Iteration ? Influence of scaled data?

Hello, I have two questions :

  • what are you referring to when you talk about “iterations” (at the end of this notebook),
  • I totally don’t get why using scaled date will reduce the number of these iterations ?

owen77s

what are you referring to when you talk about “iterations” (at the end of this notebook),

Some algorithms such as LogisticRegression is based on an iterative solver to find the best model. For instance, gradient-based solvers are using such a strategy where at each iteration the coefficient of the model is updated based on the gradient of the loss function.

It translates in scikit-learn by having a parameter max_iter in the predictive model that used such an approach.

I totally don’t get why using scaled date will reduce the number of these iterations ?

We can better understand what happens with the following figure

source: Gradient Descent Algorithm and Its Variants | by Imad Dabbura | Towards Data Science

In an unscale feature space, the loss function will look like the figure on the left.
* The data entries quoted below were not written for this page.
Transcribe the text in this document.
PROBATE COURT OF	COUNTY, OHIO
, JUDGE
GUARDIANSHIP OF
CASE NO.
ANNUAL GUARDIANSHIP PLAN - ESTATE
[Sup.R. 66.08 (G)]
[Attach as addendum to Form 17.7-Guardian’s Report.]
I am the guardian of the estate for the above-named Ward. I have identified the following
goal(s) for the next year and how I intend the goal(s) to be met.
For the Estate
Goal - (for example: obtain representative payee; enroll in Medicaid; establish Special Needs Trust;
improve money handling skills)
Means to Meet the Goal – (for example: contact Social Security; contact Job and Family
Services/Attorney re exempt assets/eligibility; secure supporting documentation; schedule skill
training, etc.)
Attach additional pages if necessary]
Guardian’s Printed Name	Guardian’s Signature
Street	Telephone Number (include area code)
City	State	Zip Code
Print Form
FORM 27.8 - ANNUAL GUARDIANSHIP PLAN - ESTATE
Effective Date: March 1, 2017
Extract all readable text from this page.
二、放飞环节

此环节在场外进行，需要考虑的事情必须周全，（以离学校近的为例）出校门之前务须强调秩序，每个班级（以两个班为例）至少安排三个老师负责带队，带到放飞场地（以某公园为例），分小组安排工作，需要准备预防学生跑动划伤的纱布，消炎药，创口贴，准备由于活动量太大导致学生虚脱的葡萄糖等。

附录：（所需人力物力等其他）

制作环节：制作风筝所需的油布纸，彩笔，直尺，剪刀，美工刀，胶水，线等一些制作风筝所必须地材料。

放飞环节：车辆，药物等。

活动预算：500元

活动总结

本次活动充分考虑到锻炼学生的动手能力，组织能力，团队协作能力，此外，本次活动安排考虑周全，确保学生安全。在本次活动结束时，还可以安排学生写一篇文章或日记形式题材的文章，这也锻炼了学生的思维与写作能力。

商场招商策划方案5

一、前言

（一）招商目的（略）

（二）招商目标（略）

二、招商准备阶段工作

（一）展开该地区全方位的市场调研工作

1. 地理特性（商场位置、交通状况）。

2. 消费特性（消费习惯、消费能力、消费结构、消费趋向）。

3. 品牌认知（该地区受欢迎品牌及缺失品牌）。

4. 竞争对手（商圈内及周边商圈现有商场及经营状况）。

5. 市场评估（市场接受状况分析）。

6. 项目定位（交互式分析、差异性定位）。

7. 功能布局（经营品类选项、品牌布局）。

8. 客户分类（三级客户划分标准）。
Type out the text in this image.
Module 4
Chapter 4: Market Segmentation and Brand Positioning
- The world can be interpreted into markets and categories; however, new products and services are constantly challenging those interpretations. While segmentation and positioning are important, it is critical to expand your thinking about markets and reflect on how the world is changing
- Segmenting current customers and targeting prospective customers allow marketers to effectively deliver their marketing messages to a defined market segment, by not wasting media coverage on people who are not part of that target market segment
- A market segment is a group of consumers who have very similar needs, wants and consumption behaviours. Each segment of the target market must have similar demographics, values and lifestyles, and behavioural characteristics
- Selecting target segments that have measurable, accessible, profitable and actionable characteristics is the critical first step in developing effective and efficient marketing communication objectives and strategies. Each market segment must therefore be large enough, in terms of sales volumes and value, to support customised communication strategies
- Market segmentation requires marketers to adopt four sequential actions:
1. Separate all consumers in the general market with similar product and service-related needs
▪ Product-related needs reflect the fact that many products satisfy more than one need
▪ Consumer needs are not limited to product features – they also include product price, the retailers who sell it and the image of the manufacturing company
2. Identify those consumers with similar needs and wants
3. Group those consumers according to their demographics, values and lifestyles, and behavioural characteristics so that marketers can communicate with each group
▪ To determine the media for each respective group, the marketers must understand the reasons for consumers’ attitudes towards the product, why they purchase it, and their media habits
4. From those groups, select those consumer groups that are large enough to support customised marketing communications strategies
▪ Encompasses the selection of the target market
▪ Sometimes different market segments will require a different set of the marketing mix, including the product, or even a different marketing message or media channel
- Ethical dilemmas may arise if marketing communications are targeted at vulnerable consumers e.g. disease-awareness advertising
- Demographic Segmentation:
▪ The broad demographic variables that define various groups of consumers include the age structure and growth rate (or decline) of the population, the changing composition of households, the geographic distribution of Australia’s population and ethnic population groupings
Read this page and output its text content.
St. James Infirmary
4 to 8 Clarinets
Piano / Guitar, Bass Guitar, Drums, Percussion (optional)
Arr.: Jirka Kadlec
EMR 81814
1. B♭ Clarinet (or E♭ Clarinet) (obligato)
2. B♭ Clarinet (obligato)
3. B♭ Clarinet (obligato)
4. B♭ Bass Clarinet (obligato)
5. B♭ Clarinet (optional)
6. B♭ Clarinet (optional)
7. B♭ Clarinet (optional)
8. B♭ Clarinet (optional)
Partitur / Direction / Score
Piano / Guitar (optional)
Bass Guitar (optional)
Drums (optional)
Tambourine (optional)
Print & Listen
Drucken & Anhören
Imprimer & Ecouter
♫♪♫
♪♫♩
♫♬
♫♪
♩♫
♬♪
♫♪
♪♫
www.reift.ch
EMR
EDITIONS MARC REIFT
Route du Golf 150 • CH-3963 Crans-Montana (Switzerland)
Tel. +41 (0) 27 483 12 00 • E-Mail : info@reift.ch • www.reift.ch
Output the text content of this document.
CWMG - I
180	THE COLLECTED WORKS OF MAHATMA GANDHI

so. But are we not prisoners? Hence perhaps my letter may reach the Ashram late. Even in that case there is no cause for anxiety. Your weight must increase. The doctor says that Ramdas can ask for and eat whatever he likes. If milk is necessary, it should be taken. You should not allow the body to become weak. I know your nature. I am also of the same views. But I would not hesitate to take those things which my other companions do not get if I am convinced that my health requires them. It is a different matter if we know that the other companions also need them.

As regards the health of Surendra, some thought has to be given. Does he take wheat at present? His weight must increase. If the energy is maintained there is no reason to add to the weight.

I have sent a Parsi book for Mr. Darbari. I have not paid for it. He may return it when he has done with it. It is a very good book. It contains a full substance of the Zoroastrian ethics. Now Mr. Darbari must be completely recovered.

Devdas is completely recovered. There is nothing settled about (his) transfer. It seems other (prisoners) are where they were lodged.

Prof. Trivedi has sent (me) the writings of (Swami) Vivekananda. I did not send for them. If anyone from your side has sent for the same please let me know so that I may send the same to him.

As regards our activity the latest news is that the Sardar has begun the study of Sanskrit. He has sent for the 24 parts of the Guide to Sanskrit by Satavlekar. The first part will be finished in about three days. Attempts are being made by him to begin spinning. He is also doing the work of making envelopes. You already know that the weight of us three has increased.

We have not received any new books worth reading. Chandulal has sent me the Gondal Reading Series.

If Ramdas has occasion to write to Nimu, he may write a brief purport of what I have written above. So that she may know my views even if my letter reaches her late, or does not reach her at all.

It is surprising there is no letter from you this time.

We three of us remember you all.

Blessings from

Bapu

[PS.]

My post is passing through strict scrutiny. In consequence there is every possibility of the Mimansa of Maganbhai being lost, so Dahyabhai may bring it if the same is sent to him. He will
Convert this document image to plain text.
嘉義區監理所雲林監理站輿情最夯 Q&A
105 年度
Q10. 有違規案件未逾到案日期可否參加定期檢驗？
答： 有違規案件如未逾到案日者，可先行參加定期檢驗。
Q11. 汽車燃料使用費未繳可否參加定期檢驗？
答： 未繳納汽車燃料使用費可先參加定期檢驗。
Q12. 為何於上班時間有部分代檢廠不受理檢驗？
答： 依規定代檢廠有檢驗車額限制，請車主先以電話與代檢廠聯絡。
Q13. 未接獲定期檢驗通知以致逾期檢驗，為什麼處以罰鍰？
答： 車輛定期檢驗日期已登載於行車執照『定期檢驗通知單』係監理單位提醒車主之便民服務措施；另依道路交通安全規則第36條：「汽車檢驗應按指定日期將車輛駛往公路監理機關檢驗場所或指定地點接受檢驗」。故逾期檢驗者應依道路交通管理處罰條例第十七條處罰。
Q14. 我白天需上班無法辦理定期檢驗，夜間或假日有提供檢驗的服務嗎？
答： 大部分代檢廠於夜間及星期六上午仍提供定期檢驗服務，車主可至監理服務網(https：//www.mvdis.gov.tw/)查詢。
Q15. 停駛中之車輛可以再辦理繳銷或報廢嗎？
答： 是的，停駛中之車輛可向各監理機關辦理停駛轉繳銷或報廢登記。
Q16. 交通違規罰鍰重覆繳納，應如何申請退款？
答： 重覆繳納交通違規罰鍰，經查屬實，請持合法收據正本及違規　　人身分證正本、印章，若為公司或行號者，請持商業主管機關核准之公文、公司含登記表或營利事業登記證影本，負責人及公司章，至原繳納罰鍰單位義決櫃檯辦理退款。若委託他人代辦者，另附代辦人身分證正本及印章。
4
The difference in dynamic ranges of features will impact the shape of the loss function. The gradient at a particular place in the loss will be highly impacted by features with a large dynamic range in comparison with features with a lower dynamic range. Scaling will make this effect disappear as the figure on the right.

In these figures, the gradient descent corresponds to following the blue line. Since the gradient does not well behave on the left-hand side figure, the number of iterations to reach the minimum is higher than on the right-hand side figure.